The GOP used to be quite disciplined about such things and able to turn on a dime. But no longer. Every day it seems some new story about a retrograde Republican bigot hits the airwaves, the latest being Oklahoma representative James Lankford’s declaration that being gay is a choice and thus a fireable offense:
STRASSER: Would you support a law that says you can’t fire someone for their sexual orientation –
KEYES: Similar to protections for people on race or gender?
LANKFORD: Well, you’re now dealing with behavior and I’m trying to figure out exactly what you’re trying to mean by that. Because you’re dealing with — race and sexual preferences are two different things. One is a behavior-related and preference-related and one is something inherently — skin color, something obvious, that kind of stuff. You don’t walk up to someone on the street and look at them and say, “Gay or straight?”
KEYES: But you think that even if you can’t see they’re that way, you don’t think someone is born gay necessarily?
LANKFORD: Do I personally? No. I don’t. I think it’s a choice issue. Are tendencies and such? Yes. But I think it’s a choice issue.
We’ve seen a similar lack of discipline from the conservative ranks on women’s issues. Loyal readers of this blog know that Digby and I are less sanguine on the advantages of Republican extremism against women than most (we tend to worry about the Overton Window effect.) Still, it’s undeniable that where Republicans had hoped to thread the needle on a message about “religious liberty”, they were undermined by one whackadoo after the next (including Rush Limbaugh) exposing their real misogynistic agenda. Regardless of the long-term effect, there’s no doubt it’s been a short-term political disaster for them due to a lack of discipline from their rank and file.

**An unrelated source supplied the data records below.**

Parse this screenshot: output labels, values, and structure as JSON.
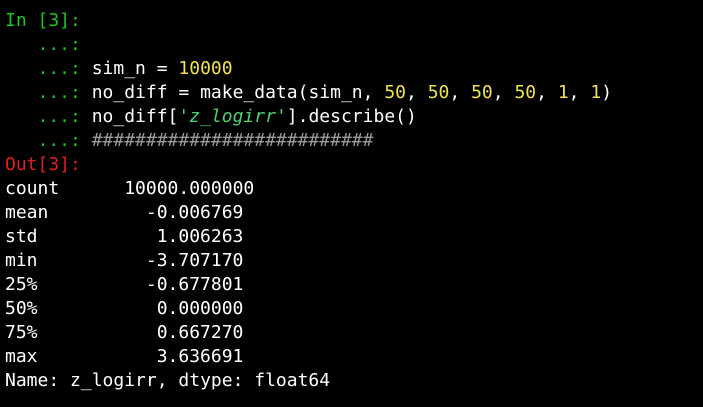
{
  "input": {
    "prompt": "In [3]:",
    "continuation": "   ...:",
    "lines": [
      {
        "parts": []
      },
      {
        "parts": [
          {
            "t": "sim_n = ",
            "k": "code"
          },
          {
            "t": "10000",
            "k": "num"
          }
        ]
      },
      {
        "parts": [
          {
            "t": "no_diff = make_data(sim_n, ",
            "k": "code"
          },
          {
            "t": "50",
            "k": "num"
          },
          {
            "t": ", ",
            "k": "code"
          },
          {
            "t": "50",
            "k": "num"
          },
          {
            "t": ", ",
            "k": "code"
          },
          {
            "t": "50",
            "k": "num"
          },
          {
            "t": ", ",
            "k": "code"
          },
          {
            "t": "50",
            "k": "num"
          },
          {
            "t": ", ",
            "k": "code"
          },
          {
            "t": "1",
            "k": "num"
          },
          {
            "t": ", ",
            "k": "code"
          },
          {
            "t": "1",
            "k": "num"
          },
          {
            "t": ")",
            "k": "code"
          }
        ]
      },
      {
        "parts": [
          {
            "t": "no_diff[",
            "k": "code"
          },
          {
            "t": "'z_logirr'",
            "k": "str"
          },
          {
            "t": "].describe()",
            "k": "code"
          }
        ]
      },
      {
        "parts": [
          {
            "t": "##########################",
            "k": "comment"
          }
        ]
      }
    ]
  },
  "output": {
    "prompt": "Out[3]:",
    "rows": [
      {
        "key": "count",
        "value": "10000.000000"
      },
      {
        "key": "mean",
        "value": "-0.006769"
      },
      {
        "key": "std",
        "value": "1.006263"
      },
      {
        "key": "min",
        "value": "-3.707170"
      },
      {
        "key": "25%",
        "value": "-0.677801"
      },
      {
        "key": "50%",
        "value": "0.000000"
      },
      {
        "key": "75%",
        "value": "0.667270"
      },
      {
        "key": "max",
        "value": "3.636691"
      }
    ],
    "footer": "Name: z_logirr, dtype: float64"
  },
  "colors": {
    "background": "#000000",
    "prompt_in": "#1ec51e",
    "prompt_out": "#e02020",
    "number": "#f0e24a",
    "string": "#4fd16e",
    "comment": "#9a9a9a",
    "text": "#ffffff"
  }
}
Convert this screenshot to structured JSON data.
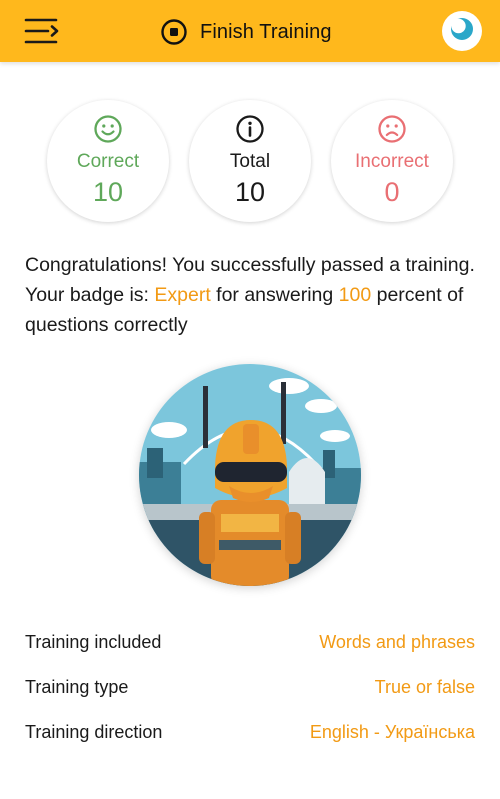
{
  "header": {
    "title": "Finish Training",
    "menu_icon": "menu-collapse-icon",
    "title_icon": "stop-circle-icon",
    "theme_icon": "moon-icon",
    "background_color": "#ffb81c"
  },
  "stats": {
    "correct": {
      "label": "Correct",
      "value": "10",
      "icon": "smile-icon",
      "color": "#5fa85a"
    },
    "total": {
      "label": "Total",
      "value": "10",
      "icon": "info-icon",
      "color": "#1a1a1a"
    },
    "incorrect": {
      "label": "Incorrect",
      "value": "0",
      "icon": "sad-icon",
      "color": "#e96f73"
    }
  },
  "message": {
    "part1": "Congratulations! You successfully passed a training. Your badge is: ",
    "badge_name": "Expert",
    "part2": " for answering ",
    "percent": "100",
    "part3": " percent of questions correctly"
  },
  "badge_image": {
    "icon": "robot-expert-badge-image"
  },
  "details": [
    {
      "label": "Training included",
      "value": "Words and phrases"
    },
    {
      "label": "Training type",
      "value": "True or false"
    },
    {
      "label": "Training direction",
      "value": "English - Українська"
    }
  ],
  "accent_color": "#f29a14"
}
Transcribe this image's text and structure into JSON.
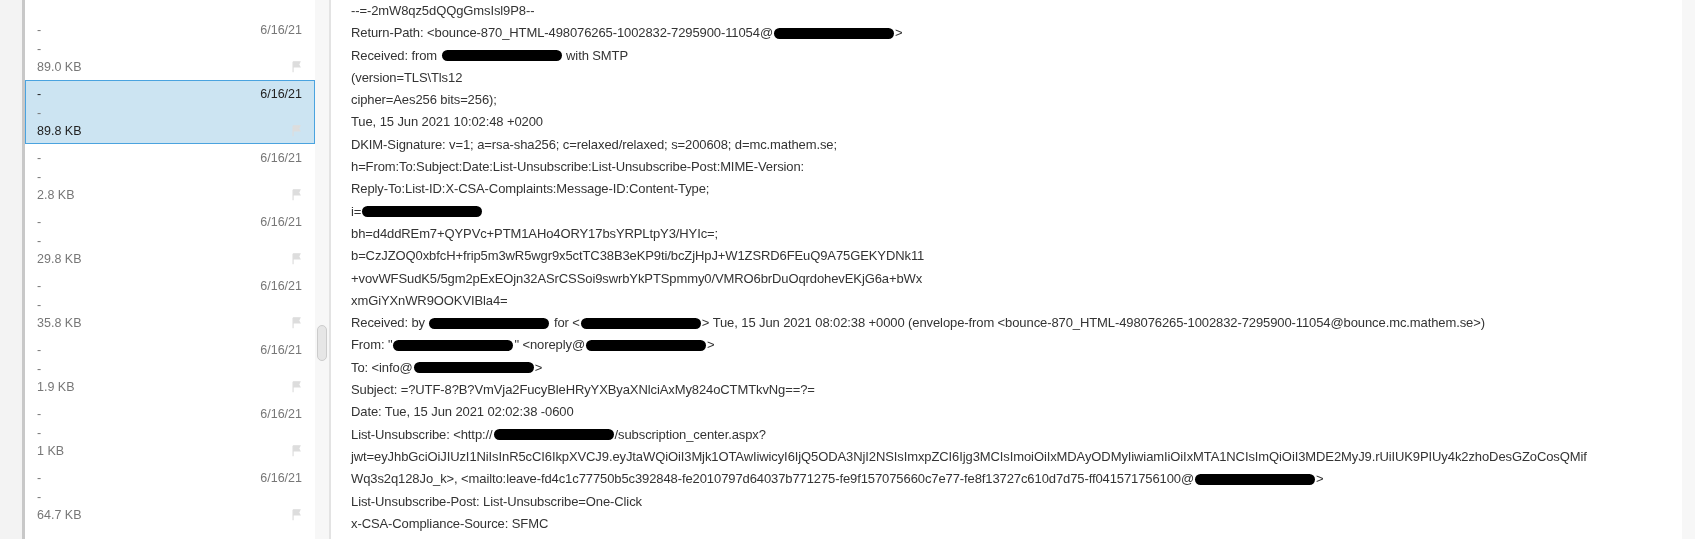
{
  "message_list": [
    {
      "subject": "-",
      "preview": "-",
      "size": "89.0 KB",
      "date": "6/16/21",
      "flagged": false,
      "selected": false
    },
    {
      "subject": "-",
      "preview": "-",
      "size": "89.8 KB",
      "date": "6/16/21",
      "flagged": false,
      "selected": true
    },
    {
      "subject": "-",
      "preview": "-",
      "size": "2.8 KB",
      "date": "6/16/21",
      "flagged": false,
      "selected": false
    },
    {
      "subject": "-",
      "preview": "-",
      "size": "29.8 KB",
      "date": "6/16/21",
      "flagged": false,
      "selected": false
    },
    {
      "subject": "-",
      "preview": "-",
      "size": "35.8 KB",
      "date": "6/16/21",
      "flagged": false,
      "selected": false
    },
    {
      "subject": "-",
      "preview": "-",
      "size": "1.9 KB",
      "date": "6/16/21",
      "flagged": false,
      "selected": false
    },
    {
      "subject": "-",
      "preview": "-",
      "size": "1 KB",
      "date": "6/16/21",
      "flagged": false,
      "selected": false
    },
    {
      "subject": "-",
      "preview": "-",
      "size": "64.7 KB",
      "date": "6/16/21",
      "flagged": false,
      "selected": false
    }
  ],
  "message_source": {
    "lines": [
      [
        {
          "kind": "text",
          "text": "--=-2mW8qz5dQQgGmsIsl9P8--"
        }
      ],
      [
        {
          "kind": "text",
          "text": "Return-Path: <bounce-870_HTML-498076265-1002832-7295900-11054@"
        },
        {
          "kind": "redacted"
        },
        {
          "kind": "text",
          "text": ">"
        }
      ],
      [
        {
          "kind": "text",
          "text": "Received: from "
        },
        {
          "kind": "redacted"
        },
        {
          "kind": "text",
          "text": " with SMTP"
        }
      ],
      [
        {
          "kind": "text",
          "text": "(version=TLS\\Tls12"
        }
      ],
      [
        {
          "kind": "text",
          "text": "cipher=Aes256 bits=256);"
        }
      ],
      [
        {
          "kind": "text",
          "text": "Tue, 15 Jun 2021 10:02:48 +0200"
        }
      ],
      [
        {
          "kind": "text",
          "text": "DKIM-Signature: v=1; a=rsa-sha256; c=relaxed/relaxed; s=200608; d=mc.mathem.se;"
        }
      ],
      [
        {
          "kind": "text",
          "text": "h=From:To:Subject:Date:List-Unsubscribe:List-Unsubscribe-Post:MIME-Version:"
        }
      ],
      [
        {
          "kind": "text",
          "text": "Reply-To:List-ID:X-CSA-Complaints:Message-ID:Content-Type;"
        }
      ],
      [
        {
          "kind": "text",
          "text": "i="
        },
        {
          "kind": "redacted"
        }
      ],
      [
        {
          "kind": "text",
          "text": "bh=d4ddREm7+QYPVc+PTM1AHo4ORY17bsYRPLtpY3/HYIc=;"
        }
      ],
      [
        {
          "kind": "text",
          "text": "b=CzJZOQ0xbfcH+frip5m3wR5wgr9x5ctTC38B3eKP9ti/bcZjHpJ+W1ZSRD6FEuQ9A75GEKYDNk11"
        }
      ],
      [
        {
          "kind": "text",
          "text": "+vovWFSudK5/5gm2pExEOjn32ASrCSSoi9swrbYkPTSpmmy0/VMRO6brDuOqrdohevEKjG6a+bWx"
        }
      ],
      [
        {
          "kind": "text",
          "text": "xmGiYXnWR9OOKVIBla4="
        }
      ],
      [
        {
          "kind": "text",
          "text": "Received: by "
        },
        {
          "kind": "redacted"
        },
        {
          "kind": "text",
          "text": " for <"
        },
        {
          "kind": "redacted"
        },
        {
          "kind": "text",
          "text": "> Tue, 15 Jun 2021 08:02:38 +0000 (envelope-from <bounce-870_HTML-498076265-1002832-7295900-11054@bounce.mc.mathem.se>)"
        }
      ],
      [
        {
          "kind": "text",
          "text": "From: \""
        },
        {
          "kind": "redacted"
        },
        {
          "kind": "text",
          "text": "\" <noreply@"
        },
        {
          "kind": "redacted"
        },
        {
          "kind": "text",
          "text": ">"
        }
      ],
      [
        {
          "kind": "text",
          "text": "To: <info@"
        },
        {
          "kind": "redacted"
        },
        {
          "kind": "text",
          "text": ">"
        }
      ],
      [
        {
          "kind": "text",
          "text": "Subject: =?UTF-8?B?VmVja2FucyBleHRyYXByaXNlciAxMy824oCTMTkvNg==?="
        }
      ],
      [
        {
          "kind": "text",
          "text": "Date: Tue, 15 Jun 2021 02:02:38 -0600"
        }
      ],
      [
        {
          "kind": "text",
          "text": "List-Unsubscribe: <http://"
        },
        {
          "kind": "redacted"
        },
        {
          "kind": "text",
          "text": "/subscription_center.aspx?"
        }
      ],
      [
        {
          "kind": "text",
          "text": "jwt=eyJhbGciOiJIUzI1NiIsInR5cCI6IkpXVCJ9.eyJtaWQiOiI3Mjk1OTAwIiwicyI6IjQ5ODA3NjI2NSIsImxpZCI6Ijg3MCIsImoiOiIxMDAyODMyIiwiamIiOiIxMTA1NCIsImQiOiI3MDE2MyJ9.rUiIUK9PIUy4k2zhoDesGZoCosQMif"
        }
      ],
      [
        {
          "kind": "text",
          "text": "Wq3s2q128Jo_k>, <mailto:leave-fd4c1c77750b5c392848-fe2010797d64037b771275-fe9f157075660c7e77-fe8f13727c610d7d75-ff041571756100@"
        },
        {
          "kind": "redacted"
        },
        {
          "kind": "text",
          "text": ">"
        }
      ],
      [
        {
          "kind": "text",
          "text": "List-Unsubscribe-Post: List-Unsubscribe=One-Click"
        }
      ],
      [
        {
          "kind": "text",
          "text": "x-CSA-Compliance-Source: SFMC"
        }
      ]
    ]
  }
}
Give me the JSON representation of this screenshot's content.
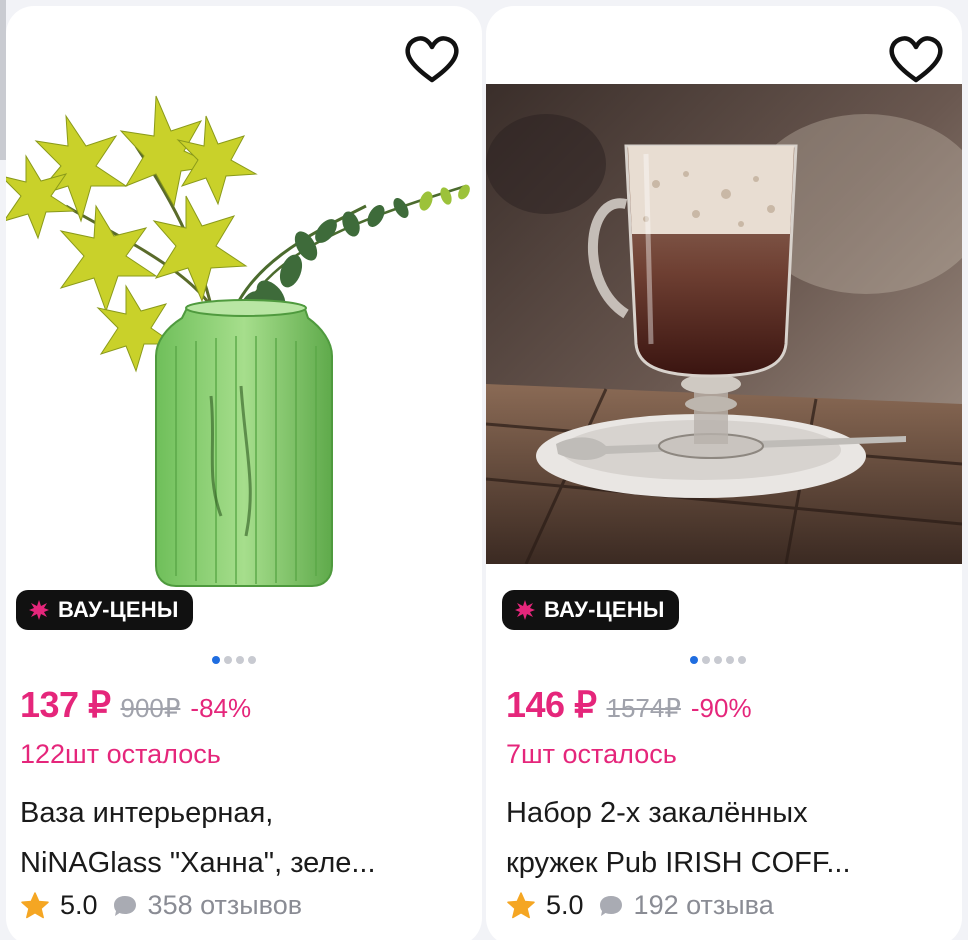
{
  "products": [
    {
      "badge": "ВАУ-ЦЕНЫ",
      "price": "137 ₽",
      "old_price": "900₽",
      "discount": "-84%",
      "stock": "122шт осталось",
      "title_line1": "Ваза интерьерная,",
      "title_line2": "NiNAGlass \"Ханна\", зеле...",
      "rating": "5.0",
      "reviews": "358 отзывов",
      "image_icon": "green-glass-vase-with-plants",
      "carousel_dots": 4,
      "carousel_active": 0
    },
    {
      "badge": "ВАУ-ЦЕНЫ",
      "price": "146 ₽",
      "old_price": "1574₽",
      "discount": "-90%",
      "stock": "7шт осталось",
      "title_line1": "Набор 2-х закалённых",
      "title_line2": "кружек Pub IRISH COFF...",
      "rating": "5.0",
      "reviews": "192 отзыва",
      "image_icon": "irish-coffee-glass-on-saucer",
      "carousel_dots": 5,
      "carousel_active": 0
    }
  ],
  "colors": {
    "accent": "#e5267b",
    "badge_bg": "#111111",
    "dot_active": "#1f6de0",
    "star": "#f5a623"
  }
}
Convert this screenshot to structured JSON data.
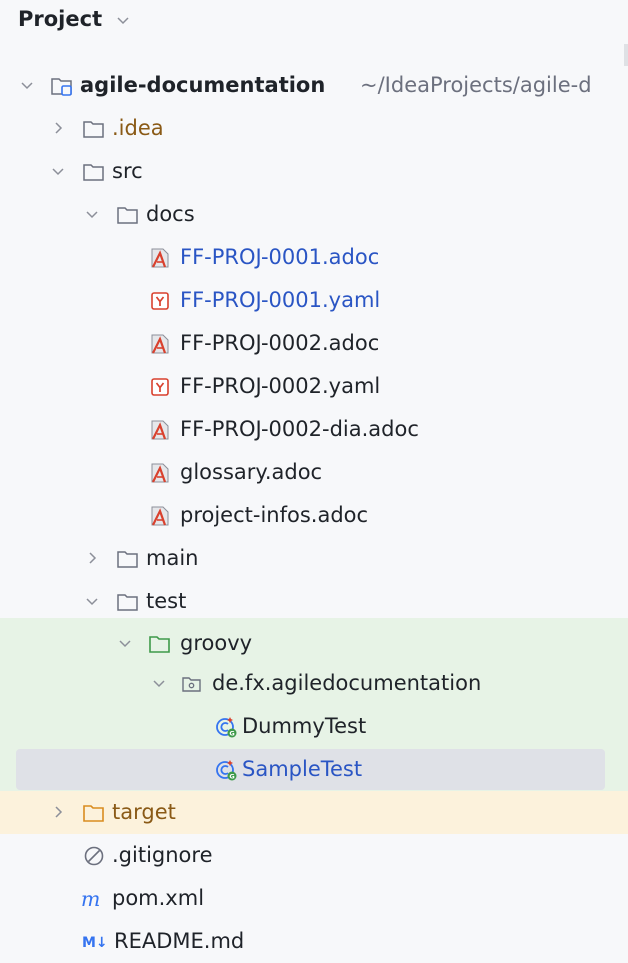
{
  "panel": {
    "title": "Project"
  },
  "tree": {
    "root": {
      "label": "agile-documentation",
      "path": "~/IdeaProjects/agile-d"
    },
    "idea": "idea_placeholder",
    "items": {
      "idea": ".idea",
      "src": "src",
      "docs": "docs",
      "ff1_adoc": "FF-PROJ-0001.adoc",
      "ff1_yaml": "FF-PROJ-0001.yaml",
      "ff2_adoc": "FF-PROJ-0002.adoc",
      "ff2_yaml": "FF-PROJ-0002.yaml",
      "ff2_dia": "FF-PROJ-0002-dia.adoc",
      "glossary": "glossary.adoc",
      "infos": "project-infos.adoc",
      "main": "main",
      "test": "test",
      "groovy": "groovy",
      "package": "de.fx.agiledocumentation",
      "dummy": "DummyTest",
      "sample": "SampleTest",
      "target": "target",
      "gitignore": ".gitignore",
      "pom": "pom.xml",
      "readme": "README.md"
    },
    "icon_glyphs": {
      "yaml": "Y",
      "maven": "m",
      "markdown": "M↓",
      "groovy": "G"
    }
  },
  "colors": {
    "modified_blue": "#2a55c4",
    "excluded_brown": "#8a5a16",
    "test_green_bg": "#e7f3e6",
    "excluded_yellow_bg": "#fcf2dc",
    "selection": "#dfe1e7"
  },
  "icons": [
    "chevron-down-icon",
    "chevron-right-icon",
    "module-folder-icon",
    "folder-icon",
    "asciidoc-icon",
    "yaml-icon",
    "package-icon",
    "groovy-class-icon",
    "ignore-icon",
    "maven-icon",
    "markdown-icon"
  ]
}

This has been and remains the inherent danger for Republicans in relying on an increasingly retrograde base of voters to maintain power. They end up electing people who won’t keep their heads down and hide how they really feel. And that in turn makes it difficult for Republicans to generate the message discipline they need to pass off bigotry and selfishness as wholesome virtues. They just can’t help themselves anymore.